Sunscreen’s importance is being called into question
We’ve got about one month left to soak up the summer sun, so let’s talk about sunscreen. Gisele sparked major controversy last summer when the Brazilian supermodel said, “I cannot put this poison on my skin. I do not use anything synthetic.”
While experts were outraged then, now it looks like more experts are questioning the efficacy of sunscreen in fighting skin cancer. They aren’t, however, questioning that sunscreen does indeed protect from sunburn. The National Cancer Institute, a branch of the NIH, says on its website that studies on sunscreen use and cancer rates have provided “inadequate evidence” that sunscreens prevent skin cancer.
Further, some sunscreen ingredients could actually cause other forms of cancer. We have advocated chemical-free skincare before, and the same logic goes for sunscreen: some ingredients in sunscreen are chemicals applied directly to skin, which are absorbed by the body and can cause potentially harmful mutations in cells. We’d rather just avoid these chemicals.
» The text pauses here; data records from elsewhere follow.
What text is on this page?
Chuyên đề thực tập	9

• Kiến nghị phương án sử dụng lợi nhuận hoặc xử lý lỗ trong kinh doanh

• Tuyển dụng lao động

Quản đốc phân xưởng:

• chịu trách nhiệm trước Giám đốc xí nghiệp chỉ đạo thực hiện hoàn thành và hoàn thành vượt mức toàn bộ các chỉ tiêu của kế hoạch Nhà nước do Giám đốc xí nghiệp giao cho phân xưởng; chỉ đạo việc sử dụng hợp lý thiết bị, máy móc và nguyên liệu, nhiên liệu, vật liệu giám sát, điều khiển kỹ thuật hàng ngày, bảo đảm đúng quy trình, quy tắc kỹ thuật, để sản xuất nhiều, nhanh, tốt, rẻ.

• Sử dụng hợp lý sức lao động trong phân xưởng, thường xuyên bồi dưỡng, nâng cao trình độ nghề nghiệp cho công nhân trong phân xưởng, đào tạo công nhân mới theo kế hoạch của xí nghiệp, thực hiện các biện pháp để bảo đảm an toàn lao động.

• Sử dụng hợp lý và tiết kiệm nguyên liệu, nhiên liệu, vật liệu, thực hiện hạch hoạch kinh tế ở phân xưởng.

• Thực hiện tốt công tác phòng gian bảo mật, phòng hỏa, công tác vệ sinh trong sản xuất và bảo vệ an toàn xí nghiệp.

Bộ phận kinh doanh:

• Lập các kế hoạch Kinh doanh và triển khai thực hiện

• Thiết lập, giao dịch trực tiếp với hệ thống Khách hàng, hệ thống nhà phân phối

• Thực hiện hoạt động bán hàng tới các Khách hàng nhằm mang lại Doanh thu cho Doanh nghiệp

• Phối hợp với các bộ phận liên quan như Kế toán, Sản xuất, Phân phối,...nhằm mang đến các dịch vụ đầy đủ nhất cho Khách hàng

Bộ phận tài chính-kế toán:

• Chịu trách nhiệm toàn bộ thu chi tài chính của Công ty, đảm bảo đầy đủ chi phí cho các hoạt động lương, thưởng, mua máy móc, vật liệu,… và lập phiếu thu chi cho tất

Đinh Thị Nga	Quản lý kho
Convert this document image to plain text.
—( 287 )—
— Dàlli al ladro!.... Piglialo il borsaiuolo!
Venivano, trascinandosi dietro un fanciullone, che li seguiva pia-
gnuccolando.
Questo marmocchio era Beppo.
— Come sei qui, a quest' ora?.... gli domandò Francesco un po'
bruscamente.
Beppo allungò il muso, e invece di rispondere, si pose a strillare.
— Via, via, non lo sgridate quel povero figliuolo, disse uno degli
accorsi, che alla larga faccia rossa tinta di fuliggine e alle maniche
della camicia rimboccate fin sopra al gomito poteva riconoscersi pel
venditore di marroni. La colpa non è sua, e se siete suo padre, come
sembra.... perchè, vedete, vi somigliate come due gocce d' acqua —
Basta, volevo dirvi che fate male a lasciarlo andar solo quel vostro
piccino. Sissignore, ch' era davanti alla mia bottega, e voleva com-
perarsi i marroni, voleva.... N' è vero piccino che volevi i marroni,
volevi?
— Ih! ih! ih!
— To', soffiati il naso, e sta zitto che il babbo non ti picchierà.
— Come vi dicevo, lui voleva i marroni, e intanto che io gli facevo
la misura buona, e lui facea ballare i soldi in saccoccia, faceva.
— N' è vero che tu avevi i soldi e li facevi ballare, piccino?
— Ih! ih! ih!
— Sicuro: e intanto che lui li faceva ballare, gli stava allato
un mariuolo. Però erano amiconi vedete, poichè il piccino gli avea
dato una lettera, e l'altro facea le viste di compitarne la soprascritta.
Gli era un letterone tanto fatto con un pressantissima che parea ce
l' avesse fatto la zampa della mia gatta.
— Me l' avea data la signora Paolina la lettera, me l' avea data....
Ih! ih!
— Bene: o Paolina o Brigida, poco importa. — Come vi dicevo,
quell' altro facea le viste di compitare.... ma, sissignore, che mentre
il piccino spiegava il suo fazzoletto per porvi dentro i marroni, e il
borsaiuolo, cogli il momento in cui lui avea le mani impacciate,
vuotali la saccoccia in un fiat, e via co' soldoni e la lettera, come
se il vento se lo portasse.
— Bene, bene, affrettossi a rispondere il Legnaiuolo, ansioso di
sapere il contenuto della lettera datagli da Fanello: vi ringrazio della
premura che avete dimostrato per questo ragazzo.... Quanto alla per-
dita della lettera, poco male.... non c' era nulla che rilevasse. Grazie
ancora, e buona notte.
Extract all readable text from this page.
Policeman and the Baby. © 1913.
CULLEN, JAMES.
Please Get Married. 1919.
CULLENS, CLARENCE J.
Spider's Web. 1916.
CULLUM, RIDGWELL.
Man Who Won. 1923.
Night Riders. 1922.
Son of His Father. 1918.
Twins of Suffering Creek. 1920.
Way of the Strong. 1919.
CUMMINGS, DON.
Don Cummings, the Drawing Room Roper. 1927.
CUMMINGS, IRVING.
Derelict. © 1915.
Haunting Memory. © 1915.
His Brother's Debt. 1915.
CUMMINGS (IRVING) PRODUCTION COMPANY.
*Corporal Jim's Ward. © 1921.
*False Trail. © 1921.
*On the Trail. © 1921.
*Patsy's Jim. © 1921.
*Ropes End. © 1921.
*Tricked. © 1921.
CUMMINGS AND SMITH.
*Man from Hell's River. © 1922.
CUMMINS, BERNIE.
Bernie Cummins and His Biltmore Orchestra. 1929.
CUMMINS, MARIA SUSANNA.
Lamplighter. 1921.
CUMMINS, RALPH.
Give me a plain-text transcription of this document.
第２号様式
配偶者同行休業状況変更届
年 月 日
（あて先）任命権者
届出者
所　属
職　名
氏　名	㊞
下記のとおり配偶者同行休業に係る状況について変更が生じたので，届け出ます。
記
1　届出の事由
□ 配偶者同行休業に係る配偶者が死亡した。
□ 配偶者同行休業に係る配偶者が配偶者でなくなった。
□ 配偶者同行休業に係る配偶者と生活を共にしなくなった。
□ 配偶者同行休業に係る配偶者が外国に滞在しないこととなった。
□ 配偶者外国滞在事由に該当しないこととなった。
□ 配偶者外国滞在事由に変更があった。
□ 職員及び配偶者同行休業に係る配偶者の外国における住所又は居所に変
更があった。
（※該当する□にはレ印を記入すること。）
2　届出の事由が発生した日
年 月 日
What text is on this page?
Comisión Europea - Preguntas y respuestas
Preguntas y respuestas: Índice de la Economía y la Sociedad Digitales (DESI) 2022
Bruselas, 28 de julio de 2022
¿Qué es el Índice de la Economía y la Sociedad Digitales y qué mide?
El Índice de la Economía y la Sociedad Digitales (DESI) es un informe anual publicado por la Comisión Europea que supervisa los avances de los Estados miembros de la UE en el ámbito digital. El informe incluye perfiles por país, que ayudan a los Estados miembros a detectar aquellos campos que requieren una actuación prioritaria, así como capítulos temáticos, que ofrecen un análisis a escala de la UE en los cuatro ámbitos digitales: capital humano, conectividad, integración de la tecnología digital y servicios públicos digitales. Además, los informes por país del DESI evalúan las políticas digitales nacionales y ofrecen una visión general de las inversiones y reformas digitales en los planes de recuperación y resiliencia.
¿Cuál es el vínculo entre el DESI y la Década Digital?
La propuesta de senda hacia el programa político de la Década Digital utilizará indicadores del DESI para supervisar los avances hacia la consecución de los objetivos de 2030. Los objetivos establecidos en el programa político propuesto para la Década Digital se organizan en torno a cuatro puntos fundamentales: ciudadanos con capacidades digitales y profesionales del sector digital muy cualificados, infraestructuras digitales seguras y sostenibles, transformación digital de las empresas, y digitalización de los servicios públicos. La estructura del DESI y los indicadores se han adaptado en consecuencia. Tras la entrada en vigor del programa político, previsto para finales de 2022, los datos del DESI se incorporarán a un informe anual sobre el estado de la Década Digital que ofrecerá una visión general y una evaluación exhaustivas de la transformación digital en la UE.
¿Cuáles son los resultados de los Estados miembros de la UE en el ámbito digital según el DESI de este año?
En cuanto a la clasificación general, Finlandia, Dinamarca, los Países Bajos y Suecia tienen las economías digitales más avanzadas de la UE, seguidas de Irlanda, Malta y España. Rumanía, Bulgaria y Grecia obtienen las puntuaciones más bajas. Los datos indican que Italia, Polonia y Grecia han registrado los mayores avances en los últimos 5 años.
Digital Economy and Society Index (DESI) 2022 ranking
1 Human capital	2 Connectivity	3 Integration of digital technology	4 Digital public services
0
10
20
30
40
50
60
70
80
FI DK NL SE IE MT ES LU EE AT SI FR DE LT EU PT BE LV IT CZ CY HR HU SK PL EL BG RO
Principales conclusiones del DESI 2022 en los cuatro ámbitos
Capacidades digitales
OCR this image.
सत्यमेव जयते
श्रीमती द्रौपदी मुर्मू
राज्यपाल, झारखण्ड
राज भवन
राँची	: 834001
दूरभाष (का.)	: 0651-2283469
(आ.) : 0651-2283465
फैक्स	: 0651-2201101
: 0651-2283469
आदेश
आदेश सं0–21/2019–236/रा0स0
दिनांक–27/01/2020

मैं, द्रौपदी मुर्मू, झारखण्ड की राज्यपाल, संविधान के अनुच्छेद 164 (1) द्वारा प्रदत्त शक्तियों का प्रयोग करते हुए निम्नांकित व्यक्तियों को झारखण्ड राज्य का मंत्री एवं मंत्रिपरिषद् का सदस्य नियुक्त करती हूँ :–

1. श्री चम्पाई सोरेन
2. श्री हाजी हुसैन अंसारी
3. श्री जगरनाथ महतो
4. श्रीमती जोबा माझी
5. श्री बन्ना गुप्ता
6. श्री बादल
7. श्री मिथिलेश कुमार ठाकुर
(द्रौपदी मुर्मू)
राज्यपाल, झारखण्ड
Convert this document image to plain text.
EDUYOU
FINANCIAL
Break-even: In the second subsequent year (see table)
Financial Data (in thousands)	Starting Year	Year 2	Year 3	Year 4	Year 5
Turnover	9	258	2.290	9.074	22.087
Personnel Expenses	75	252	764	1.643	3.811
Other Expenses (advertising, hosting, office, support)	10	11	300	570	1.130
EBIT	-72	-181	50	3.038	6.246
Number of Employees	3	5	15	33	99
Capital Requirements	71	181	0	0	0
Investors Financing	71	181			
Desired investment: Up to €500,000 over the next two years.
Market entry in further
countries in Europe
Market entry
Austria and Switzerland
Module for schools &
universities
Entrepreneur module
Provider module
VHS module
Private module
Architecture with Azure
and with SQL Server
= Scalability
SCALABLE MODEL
The two most common and potentially harmful sunscreen ingredients are retinyl palmitate, which can break down into a harmful free radical, and oxybenzone, which may be a hormone disruptor.
The Basics of Sun Protection
Much of the debate comes down to the differences in UVA and UVB rays, which the FDA is only beginning to regulate, with labeling requirements that go into effect this December. Of the currently-approved FDA active ingredients, nine block UVB rays, three block UVA, and five block both.
Emily Elert of Discover Magazine writes: “The way sunscreen’s effectiveness is measured—its SPF rating—basically only describes its ability to block UVB rays. That’s because UVB is the main cause of sunburn, and a sunscreen’s SPF stands for how long you can stay in the sun without getting a sunburn (a lotion that allows you to spend 40 minutes in the sun rather than the usual 20 before burning, for example, has an SPF of 2).
UVA rays can cause cancer but not sunburn, so they don’t factor into the SPF calculation. That means that if you slather on a high SPF sunscreen that only protects against UVB, you’d still absorb lots of UVA radiation, potentially increasing your long-term cancer risk.”
Tthere isn’t clear evidence that sunscreen is effective in reducing the risk of skin cancer. There also isn’t clear evidence that it isn’t effective. Since the verdict on sunscreen and skin cancer is out, you have to make the best decisions for yourself. Keep in mind other factors as well: genetic predisposition to skin cancers, application—you probably don’t apply your sunscreen as thick as the manufacturers test it, and the type of sunscreen—physical versus chemical.
If You’re Going to Sunscreen:
Avoid: (chemical) retinyl palmitate; oxybenzone
Look for: (considered “physical”) titanium dioxide for UVB protection; zinc oxide and avobenzone for UVA protection
Or try these alternatives: Covering up when you’re in the sun with clothing, hats, sunglasses, and umbrellas; and, like Gisele, avoiding the sun at its peak strength prevents both sunburn and the potential for skin cancer.